POPULATION PROPORTION, CONFIDENCE INTERVAL, NORMAL DISTRIBUTION
95% CONFIDENCE INTERVAL p +/- (z critical value) * SQRT[p * (1 - p)/n]
p = POPULATION PROPORTION [0.20] (20%)
z critical value [1.645]
n = SAMPLE SIZE [900]
95% CONFIDENCE INTERVAL = 0.20+/- 1.645 * SQRT [ 0.20 * (1 - 0.20)/900] = [0.178, 0.222] (17.8% , 22.2%)
CONCLUSION: 95% CONFIDENCE INTERVAL of true POPULATION PROPORTION =[0.178, 0.222] (17.8% , 22.2%)
3. ANSWER: To a significance value α = 0.05, Average price of a home ≠ $112,650
Why??
SINGLE SAMPLE TEST, “two-tailed test” 7 – Step Procedure for t Distributions
1. Parameter of interest: “μ” = population mean for average price of a home
2. Null hypothesis Ho: μ = $112,650
3. Alternative hypothesis Ha: μ ≠ $112,650
4. Test statistic formula: t = (x-bar – μ)/(s/SQRT(n))

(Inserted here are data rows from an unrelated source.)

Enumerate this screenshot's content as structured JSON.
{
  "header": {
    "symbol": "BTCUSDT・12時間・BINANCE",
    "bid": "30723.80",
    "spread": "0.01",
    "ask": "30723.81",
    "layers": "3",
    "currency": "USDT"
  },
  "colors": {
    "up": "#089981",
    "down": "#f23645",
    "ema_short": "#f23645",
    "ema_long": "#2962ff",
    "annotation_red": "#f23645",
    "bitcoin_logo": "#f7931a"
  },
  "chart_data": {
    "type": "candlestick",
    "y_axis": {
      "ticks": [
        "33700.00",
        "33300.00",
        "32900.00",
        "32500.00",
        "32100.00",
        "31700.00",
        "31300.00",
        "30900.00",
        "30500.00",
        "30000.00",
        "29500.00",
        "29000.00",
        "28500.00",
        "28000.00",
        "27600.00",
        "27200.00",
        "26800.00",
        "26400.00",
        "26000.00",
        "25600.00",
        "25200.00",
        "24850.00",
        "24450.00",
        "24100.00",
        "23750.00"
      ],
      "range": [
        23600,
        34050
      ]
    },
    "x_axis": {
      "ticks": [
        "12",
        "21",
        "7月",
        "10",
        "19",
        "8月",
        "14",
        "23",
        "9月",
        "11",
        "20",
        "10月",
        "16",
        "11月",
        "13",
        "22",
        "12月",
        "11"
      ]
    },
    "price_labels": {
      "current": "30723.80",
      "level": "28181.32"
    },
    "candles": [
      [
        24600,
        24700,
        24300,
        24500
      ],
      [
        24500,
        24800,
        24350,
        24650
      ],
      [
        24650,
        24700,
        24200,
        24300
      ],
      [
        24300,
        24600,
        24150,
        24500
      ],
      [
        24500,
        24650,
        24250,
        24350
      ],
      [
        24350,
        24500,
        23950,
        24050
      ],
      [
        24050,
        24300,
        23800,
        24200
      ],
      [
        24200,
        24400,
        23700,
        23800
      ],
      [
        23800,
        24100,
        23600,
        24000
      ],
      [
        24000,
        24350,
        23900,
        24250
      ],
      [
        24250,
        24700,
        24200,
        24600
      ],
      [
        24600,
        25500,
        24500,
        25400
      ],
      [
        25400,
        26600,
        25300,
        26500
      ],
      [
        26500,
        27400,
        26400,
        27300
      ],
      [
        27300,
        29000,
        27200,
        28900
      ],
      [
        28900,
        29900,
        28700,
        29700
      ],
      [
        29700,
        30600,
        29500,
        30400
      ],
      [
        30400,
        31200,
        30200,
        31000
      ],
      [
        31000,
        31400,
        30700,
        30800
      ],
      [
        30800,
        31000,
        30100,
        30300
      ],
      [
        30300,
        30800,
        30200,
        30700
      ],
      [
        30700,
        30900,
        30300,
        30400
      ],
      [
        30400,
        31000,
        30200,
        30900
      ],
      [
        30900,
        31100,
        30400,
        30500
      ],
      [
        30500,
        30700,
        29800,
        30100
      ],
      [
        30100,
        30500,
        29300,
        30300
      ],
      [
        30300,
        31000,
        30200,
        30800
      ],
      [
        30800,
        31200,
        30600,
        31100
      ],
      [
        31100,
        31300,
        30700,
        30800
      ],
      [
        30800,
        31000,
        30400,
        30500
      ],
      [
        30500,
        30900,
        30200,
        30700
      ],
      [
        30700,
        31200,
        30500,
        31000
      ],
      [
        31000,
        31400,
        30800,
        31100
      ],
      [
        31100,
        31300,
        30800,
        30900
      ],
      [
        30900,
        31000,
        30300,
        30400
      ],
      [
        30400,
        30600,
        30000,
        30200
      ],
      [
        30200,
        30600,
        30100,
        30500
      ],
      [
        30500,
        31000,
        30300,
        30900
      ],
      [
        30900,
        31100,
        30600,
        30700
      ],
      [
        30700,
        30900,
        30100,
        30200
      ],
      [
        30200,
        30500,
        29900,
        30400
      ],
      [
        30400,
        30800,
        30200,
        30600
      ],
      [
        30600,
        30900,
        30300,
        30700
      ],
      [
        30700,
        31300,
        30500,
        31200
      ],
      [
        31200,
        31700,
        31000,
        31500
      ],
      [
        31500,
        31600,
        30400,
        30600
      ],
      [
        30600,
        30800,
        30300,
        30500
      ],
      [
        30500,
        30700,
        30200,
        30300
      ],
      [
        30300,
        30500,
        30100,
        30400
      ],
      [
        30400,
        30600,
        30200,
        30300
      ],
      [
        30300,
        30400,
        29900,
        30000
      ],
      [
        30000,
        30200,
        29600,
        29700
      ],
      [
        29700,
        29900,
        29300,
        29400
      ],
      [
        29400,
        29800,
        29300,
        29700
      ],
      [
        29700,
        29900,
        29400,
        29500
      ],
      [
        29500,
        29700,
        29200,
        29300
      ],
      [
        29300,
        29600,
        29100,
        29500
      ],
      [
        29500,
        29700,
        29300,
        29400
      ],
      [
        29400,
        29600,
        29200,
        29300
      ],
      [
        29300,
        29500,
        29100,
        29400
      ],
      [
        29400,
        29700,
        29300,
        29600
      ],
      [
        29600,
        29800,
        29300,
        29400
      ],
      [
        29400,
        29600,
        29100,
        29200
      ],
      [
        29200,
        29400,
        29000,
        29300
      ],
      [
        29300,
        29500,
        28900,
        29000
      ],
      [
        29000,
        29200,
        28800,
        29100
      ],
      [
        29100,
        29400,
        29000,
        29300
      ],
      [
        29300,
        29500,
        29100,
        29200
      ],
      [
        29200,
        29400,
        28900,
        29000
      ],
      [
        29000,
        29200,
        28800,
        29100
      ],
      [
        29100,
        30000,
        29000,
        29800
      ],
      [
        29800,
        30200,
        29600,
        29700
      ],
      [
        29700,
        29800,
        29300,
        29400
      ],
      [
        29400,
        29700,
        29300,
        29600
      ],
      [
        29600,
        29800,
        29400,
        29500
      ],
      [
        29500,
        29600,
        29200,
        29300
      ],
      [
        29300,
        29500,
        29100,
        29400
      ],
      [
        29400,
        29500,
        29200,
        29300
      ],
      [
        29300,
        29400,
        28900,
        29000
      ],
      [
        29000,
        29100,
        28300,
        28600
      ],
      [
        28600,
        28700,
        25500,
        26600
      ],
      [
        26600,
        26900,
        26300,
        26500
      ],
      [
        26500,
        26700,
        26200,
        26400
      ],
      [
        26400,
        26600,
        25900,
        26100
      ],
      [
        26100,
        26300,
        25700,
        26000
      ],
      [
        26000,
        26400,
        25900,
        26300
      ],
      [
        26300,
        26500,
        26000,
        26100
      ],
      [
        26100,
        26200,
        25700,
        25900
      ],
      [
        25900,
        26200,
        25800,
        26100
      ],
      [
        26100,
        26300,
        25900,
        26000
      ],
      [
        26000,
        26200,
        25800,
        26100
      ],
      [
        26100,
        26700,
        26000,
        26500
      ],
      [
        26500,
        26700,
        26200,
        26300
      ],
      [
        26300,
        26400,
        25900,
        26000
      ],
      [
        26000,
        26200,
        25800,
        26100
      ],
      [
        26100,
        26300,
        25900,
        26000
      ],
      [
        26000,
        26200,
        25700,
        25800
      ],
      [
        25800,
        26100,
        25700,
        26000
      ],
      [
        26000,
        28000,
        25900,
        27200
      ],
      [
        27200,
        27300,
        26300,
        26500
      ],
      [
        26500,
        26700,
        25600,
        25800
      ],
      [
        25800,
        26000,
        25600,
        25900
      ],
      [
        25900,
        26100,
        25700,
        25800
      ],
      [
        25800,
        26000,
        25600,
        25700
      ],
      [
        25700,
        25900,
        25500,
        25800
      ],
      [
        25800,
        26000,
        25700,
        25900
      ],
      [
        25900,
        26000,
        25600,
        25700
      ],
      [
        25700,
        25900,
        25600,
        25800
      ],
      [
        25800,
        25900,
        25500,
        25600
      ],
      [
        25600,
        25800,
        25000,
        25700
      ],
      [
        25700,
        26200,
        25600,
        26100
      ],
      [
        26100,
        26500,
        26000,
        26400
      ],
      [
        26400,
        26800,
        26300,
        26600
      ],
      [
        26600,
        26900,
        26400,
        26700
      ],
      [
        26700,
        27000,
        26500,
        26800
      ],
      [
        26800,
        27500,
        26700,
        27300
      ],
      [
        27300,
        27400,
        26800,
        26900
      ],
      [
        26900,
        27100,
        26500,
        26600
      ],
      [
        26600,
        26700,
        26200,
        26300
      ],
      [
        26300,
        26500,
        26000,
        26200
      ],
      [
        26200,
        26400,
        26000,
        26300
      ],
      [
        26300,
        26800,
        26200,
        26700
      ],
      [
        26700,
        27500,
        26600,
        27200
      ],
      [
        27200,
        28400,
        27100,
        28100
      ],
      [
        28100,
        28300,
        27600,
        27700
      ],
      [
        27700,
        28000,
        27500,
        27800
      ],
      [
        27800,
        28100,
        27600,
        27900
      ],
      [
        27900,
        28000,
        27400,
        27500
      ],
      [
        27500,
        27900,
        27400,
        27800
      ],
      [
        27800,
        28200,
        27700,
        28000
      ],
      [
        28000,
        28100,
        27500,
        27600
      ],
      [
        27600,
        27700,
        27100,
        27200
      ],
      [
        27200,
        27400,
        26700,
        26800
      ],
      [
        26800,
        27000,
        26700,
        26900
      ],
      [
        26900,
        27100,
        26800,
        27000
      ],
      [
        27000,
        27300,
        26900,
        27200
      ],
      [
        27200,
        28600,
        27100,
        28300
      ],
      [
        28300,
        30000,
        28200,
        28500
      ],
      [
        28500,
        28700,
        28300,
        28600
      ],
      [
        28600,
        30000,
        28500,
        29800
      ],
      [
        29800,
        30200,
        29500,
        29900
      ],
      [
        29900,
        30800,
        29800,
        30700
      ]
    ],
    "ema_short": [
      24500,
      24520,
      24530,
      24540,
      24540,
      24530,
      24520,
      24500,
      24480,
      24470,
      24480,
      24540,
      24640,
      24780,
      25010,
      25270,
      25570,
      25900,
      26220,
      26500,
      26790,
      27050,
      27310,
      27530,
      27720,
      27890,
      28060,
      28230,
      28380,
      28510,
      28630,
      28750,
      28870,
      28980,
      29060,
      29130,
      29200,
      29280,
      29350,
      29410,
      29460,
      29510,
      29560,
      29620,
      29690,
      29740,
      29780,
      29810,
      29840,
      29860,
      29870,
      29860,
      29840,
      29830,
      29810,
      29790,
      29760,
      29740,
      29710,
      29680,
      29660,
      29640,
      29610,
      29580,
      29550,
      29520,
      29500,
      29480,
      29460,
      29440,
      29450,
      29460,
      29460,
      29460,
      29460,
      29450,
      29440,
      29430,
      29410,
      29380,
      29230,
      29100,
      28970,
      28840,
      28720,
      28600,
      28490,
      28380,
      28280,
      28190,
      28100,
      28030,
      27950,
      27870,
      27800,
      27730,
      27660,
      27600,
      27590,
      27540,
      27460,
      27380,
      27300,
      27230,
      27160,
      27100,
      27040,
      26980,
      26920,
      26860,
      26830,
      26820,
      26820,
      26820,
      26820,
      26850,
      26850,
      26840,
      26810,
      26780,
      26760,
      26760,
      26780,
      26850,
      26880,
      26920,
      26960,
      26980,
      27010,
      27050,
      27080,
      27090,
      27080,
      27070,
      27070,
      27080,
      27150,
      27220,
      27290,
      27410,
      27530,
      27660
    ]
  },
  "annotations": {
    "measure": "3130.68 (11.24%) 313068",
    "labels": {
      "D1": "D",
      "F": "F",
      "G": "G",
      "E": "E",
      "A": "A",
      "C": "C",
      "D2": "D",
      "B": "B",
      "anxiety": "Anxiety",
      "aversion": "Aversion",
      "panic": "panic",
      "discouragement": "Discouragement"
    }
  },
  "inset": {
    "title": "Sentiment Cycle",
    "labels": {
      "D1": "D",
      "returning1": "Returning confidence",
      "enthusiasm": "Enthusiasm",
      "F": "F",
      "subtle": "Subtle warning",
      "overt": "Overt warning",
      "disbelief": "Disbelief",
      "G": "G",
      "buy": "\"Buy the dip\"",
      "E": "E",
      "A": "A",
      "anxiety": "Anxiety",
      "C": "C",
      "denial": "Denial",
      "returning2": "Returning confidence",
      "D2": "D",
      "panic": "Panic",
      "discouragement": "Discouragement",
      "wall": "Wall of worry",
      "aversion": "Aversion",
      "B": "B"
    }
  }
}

x-bar = estimate of the Population Mean (statistical mean of the sample) [$109,850]
n=number of individuals in the sample [36]
s=standard deviation [$6,250]
μ=Population Mean [$112,650]
5. Computation of Test statistic formula t = (x-bar – μ)/(s/SQRT(n))
t = ($112,650 – $109,850)/($6,250/SQRT(36)) = 2.688
6. Determination of the P-value: test based on n -1 = 35 df (degrees of freedom). Table “look-up” value shows area under 35 df curve to right of t = 2.688 is (approx.) 0.005
7. Conclusion: For significance value α = 0.05/2 “two-tailed”), above shows P-value <= α, [0.005 <= 0.05/2] so there is compelling reason to reject Null hypothesis Ho: μ = $112,650 (average price of a home) and accept Alternative hypothesis Ha: μ ≠ $112,650.